CONTEXT: This module is related to other modules in the theme 'AI, Modelling and Optimization' in the School of Computer Science. For example, it is closely related to the G52AIM module. In the G54LDO module we learn how to write an solve mathematical models of optimization problems like bin packing and travelling salesman. When the problem is not too large, mathematical optimization can be used to find the actual optimal solution to the problem. But when the problem is too large, these mathematical optimization methods might take too long time and hence other search techniques like those studies in the module G52AIM (heuristics) can be used. However, those heuristic search techniques cannot guarantee to find the actual optimal solution to the problem, but a good enough quality solution is shorter computation times. The techniques studied in the G54LDO module are the base for developing and understanding optimization and is core knowledge for anyone interested in this field. Even if you are developing heurisitcs, it is essential to understand mathematical optimization.
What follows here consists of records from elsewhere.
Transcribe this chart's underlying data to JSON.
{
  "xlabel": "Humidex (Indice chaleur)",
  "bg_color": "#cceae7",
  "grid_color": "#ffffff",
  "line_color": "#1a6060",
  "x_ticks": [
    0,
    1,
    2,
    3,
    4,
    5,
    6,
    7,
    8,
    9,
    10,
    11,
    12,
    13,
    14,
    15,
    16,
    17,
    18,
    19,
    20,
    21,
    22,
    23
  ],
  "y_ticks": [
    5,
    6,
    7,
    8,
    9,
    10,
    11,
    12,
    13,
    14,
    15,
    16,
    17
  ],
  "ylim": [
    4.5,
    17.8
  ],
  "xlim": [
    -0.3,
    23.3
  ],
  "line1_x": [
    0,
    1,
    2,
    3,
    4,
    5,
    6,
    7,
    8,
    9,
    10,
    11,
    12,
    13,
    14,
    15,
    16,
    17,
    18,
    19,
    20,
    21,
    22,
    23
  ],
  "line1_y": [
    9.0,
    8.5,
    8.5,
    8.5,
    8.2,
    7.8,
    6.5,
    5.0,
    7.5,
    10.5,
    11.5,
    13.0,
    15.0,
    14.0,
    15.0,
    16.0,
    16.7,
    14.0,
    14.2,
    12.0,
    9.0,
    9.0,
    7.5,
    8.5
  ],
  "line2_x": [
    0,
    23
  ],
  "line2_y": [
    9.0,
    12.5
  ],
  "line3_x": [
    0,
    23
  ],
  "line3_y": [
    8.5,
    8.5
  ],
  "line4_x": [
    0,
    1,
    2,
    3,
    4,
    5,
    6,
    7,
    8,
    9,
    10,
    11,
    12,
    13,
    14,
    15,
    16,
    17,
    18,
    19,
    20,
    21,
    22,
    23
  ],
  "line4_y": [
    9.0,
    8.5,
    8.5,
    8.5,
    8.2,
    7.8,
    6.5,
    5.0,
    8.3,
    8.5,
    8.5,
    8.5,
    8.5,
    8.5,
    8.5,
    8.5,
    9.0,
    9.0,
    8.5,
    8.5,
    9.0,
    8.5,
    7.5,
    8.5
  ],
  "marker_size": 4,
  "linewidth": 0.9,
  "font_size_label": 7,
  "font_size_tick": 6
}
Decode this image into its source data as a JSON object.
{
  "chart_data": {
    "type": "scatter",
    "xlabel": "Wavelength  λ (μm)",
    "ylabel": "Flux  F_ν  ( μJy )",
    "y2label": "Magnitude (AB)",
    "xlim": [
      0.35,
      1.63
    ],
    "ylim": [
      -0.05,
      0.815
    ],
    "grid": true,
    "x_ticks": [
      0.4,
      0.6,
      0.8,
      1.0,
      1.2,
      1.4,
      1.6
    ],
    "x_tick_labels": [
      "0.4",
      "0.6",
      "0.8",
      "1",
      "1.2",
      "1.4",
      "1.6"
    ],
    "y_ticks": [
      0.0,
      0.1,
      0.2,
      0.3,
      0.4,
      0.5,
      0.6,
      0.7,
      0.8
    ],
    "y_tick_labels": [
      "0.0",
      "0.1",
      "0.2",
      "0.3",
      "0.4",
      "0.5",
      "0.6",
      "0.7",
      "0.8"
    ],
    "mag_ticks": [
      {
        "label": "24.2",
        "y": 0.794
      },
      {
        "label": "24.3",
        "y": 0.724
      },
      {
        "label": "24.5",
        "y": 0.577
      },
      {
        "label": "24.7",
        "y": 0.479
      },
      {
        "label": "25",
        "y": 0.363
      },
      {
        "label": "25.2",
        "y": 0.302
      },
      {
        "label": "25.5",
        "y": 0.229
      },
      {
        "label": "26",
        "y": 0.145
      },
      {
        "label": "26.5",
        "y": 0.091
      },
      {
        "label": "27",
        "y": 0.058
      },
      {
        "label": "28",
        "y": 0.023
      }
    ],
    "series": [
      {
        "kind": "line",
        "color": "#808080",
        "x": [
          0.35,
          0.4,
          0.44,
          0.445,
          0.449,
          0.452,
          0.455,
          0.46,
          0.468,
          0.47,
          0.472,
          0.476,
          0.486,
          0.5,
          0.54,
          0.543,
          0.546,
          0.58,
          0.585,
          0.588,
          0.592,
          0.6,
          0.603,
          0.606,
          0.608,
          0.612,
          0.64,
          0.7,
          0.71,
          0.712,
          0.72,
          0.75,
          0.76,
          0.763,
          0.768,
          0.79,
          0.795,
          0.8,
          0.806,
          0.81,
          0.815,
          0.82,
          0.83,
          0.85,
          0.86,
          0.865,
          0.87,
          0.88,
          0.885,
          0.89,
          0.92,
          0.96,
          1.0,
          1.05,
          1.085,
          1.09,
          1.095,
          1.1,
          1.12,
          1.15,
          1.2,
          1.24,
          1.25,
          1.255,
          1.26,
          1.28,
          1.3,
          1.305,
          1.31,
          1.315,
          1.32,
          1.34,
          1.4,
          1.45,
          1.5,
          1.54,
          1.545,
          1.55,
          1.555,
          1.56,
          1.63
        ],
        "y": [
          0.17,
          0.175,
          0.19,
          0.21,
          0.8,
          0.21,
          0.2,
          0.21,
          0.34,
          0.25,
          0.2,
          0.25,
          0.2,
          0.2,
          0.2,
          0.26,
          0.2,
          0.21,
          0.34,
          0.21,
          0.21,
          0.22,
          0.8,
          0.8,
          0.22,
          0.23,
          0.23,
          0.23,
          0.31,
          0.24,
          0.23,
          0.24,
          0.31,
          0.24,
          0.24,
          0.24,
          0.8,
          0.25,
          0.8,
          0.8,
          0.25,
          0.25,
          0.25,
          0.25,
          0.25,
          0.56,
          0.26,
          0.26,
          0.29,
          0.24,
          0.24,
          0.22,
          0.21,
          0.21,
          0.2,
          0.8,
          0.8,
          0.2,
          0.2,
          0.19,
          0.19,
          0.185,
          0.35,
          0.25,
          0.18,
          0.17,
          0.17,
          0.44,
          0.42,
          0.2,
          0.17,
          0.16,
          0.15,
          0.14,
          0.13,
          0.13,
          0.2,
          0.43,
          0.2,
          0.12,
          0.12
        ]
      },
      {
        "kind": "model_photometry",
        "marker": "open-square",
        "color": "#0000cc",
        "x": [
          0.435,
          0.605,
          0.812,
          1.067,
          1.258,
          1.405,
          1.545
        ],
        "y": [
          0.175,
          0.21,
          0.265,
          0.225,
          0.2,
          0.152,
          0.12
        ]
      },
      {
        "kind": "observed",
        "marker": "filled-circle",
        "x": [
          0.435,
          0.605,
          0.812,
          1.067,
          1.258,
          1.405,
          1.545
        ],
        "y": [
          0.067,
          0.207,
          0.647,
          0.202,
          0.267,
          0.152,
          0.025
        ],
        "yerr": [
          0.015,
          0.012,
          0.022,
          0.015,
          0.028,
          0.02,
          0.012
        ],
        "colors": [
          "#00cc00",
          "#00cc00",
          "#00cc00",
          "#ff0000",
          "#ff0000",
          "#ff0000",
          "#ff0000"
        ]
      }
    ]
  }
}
Linear and Discrete Optimization, the topic of this module, are techniques within the wider field of Operations Research, to get an idea see this video and this web page. Also, here there is a sample of the lecture notes. You might also want to read this student's reflection about operations research.
Read about how Google uses Optimization and other Advanced Analytics techniques in order to achieve their mission.
This postgraduate module looks into modelling and optimization techniques, covering the understanding and development of formal optimization models and then developing the computational solutions using existing solvers and/or computer programming for solving real-world operational problems.
This page gives only an overview of the module. All the materials including lecture notes, coursework, feedback, etc. are available on the Moodle Learning Enviroment for students enrolled in the module.
Content of the Module:
The module covers the following topics: Linear Programming, Modelling and Optimization Software, Post-optimality Analysis, Integer Programming, Mathematical Programming Modelling Techniques, Multi-objective Optimization, Algorithms for LP and IP Models, Dynamic Programming.
The exam is based on problem modelling and solving, more details will be given during the lectures.
The coursework involves the modelling and solution of real-world optimization problems.
Inclass Exam (25%)
Series of weekly online tests based on the workshops of the module.